ALLISON KEYES, BYLINE: Let's be clear: The word ghetto doesn't appear anywhere in the patent. It's called pedestrian route production. Microsoft declined any comment. The technology in the patent will take information from maps, weather information, crime statistics and demographics, then create directions, quote, "taking the user through neighborhoods with violent crime statistics below a certain threshold." But a slew of headlines included the incendiary avoid ghetto nickname and generated some outrage.

SARAH CHINN: I was pretty appalled.

KEYES: Sarah Chinn is author of "Technology and the Logic of American Racism" and an English professor at Hunter College. Chinn says she understands why people might want such a GPS feature so they'd feel safe, but she says it reinforces assumptions about violent crime that aren't true. Chinn says the nickname the patent has picked up and the news coverage of the technology illustrate the assumption that it will steer you away from neighborhoods where blacks and Latinos live because those are bad neighborhoods.

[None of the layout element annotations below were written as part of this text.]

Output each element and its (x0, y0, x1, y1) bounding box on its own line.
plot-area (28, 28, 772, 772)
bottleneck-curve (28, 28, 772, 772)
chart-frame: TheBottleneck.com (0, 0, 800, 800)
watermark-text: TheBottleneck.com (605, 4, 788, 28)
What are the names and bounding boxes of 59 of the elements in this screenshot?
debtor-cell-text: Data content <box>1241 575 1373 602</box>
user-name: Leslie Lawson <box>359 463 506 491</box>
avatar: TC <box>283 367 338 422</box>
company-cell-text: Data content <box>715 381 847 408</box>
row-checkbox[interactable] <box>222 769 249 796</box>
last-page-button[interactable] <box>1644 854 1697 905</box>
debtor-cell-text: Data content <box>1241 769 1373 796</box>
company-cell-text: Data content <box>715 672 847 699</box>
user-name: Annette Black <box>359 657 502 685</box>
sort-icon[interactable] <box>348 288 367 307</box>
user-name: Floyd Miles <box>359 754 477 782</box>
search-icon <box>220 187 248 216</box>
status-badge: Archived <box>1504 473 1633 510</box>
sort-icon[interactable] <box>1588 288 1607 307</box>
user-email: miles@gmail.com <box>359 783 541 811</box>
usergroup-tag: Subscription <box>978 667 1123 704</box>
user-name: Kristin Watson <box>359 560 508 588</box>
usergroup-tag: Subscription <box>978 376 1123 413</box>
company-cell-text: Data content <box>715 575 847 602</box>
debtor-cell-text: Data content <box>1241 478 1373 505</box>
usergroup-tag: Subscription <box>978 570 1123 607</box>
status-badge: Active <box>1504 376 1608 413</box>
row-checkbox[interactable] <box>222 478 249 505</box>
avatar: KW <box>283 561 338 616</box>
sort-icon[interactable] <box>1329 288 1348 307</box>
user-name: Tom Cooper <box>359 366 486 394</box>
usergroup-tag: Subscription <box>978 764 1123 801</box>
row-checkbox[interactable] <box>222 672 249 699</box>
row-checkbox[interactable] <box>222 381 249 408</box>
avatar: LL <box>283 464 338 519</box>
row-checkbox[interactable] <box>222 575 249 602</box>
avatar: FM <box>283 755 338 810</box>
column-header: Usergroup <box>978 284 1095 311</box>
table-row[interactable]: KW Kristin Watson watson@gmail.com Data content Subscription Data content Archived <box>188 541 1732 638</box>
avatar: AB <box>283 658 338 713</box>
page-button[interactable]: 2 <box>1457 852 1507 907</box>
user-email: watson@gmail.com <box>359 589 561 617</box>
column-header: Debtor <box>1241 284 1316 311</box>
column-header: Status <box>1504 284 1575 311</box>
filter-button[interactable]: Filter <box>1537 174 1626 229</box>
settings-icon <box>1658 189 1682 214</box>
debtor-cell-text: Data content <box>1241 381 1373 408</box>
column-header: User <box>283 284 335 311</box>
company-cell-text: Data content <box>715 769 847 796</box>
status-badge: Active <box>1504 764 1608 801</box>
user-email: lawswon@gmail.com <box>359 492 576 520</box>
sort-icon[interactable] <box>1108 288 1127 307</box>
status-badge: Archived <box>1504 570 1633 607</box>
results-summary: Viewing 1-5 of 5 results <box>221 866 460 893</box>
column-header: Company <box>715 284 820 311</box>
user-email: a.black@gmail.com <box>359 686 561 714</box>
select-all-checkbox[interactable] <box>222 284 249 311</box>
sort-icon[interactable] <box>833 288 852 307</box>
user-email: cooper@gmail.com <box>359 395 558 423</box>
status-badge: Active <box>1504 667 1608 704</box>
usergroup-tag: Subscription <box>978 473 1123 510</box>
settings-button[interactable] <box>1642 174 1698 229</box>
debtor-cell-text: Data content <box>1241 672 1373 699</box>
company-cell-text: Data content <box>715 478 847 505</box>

CHINN: Even that immediate association is itself a symptom of the problem.

KEYES: Chinn says that storyline is so embedded in American society that people make what she calls that jump without even having to explain it.

CHINN: Which is to say we as white middle-class readers will immediately understand, you know, what this is all about.

KEYES: Chinn says we need to be able to distinguish between our prejudices and our assumptions and what's actually true. Though FBI crime stats for 2010 show that whites were arrested more often for violent crimes than any other race, Chinn says...

CHINN: In much of dominant American culture, there's an assumption that criminality and being poor and not white go hand and hand.

KEYES: On the Internet, there have been bitter battles with written comments urging people to, quote, "just stay out of black and Hispanic neighborhoods." Or others describing as racist people who, quote, "naturally associate avoiding crime with avoiding blacks." Of course, some folk, including loop21.com editor Maurice Garland, poked a little fun at the controversy.

MAURICE GARLAND: I mentioned Flint, Michigan.

KEYES: Garland posted a piece on the African-American website listing places he felt would likely show up as unsafe on the software. Flint had the highest crime rate in current city crime rankings by the CQ Press.

GARLAND: I wouldn't be surprised if the entire city of Flint got a big red dot on the avoid ghetto application.

KEYES: Garland says many of those offended by his posting about the technology were people of color, but he personally thinks the feature is more classist than racist.

GARLAND: I don't think anybody from any particular race is being singled out, I mean, because they are using crime data to come up with these figures. So I mean, you know, if you don't want to end up in those places, I mean, I don't see anything wrong with somebody trying to help you out.

ROB ENDERLE: I think it's something that users of the technology have been asking for for some time.

KEYES: Industry analyst Rob Enderle says the GPS feature in the patent has nothing to do with race or income. He says it's about technology doing for us what it's supposed to be doing.

ENDERLE: It's part of an overall effort to make navigation systems more intelligent, so they keep you out of danger whether you're driving or you're on foot.

KEYES: In England two years ago, Jeff Gilfelt created a similar app that also uses government data. He says what's important is how software is developed and the quality of data it uses.

JEFF GILFELT: If it's taking data about, you know, incidents of crime that, you know, directly impact public safety, there should be no racial or economic or class bias there.

KEYES: Gilfelt says his app didn't generate the level of controversy the Microsoft patent has. But there is an app that was created as an answer to his. It's called the Awesome Meter, and its description says it gives hope and security rather than spreading fear and distrust.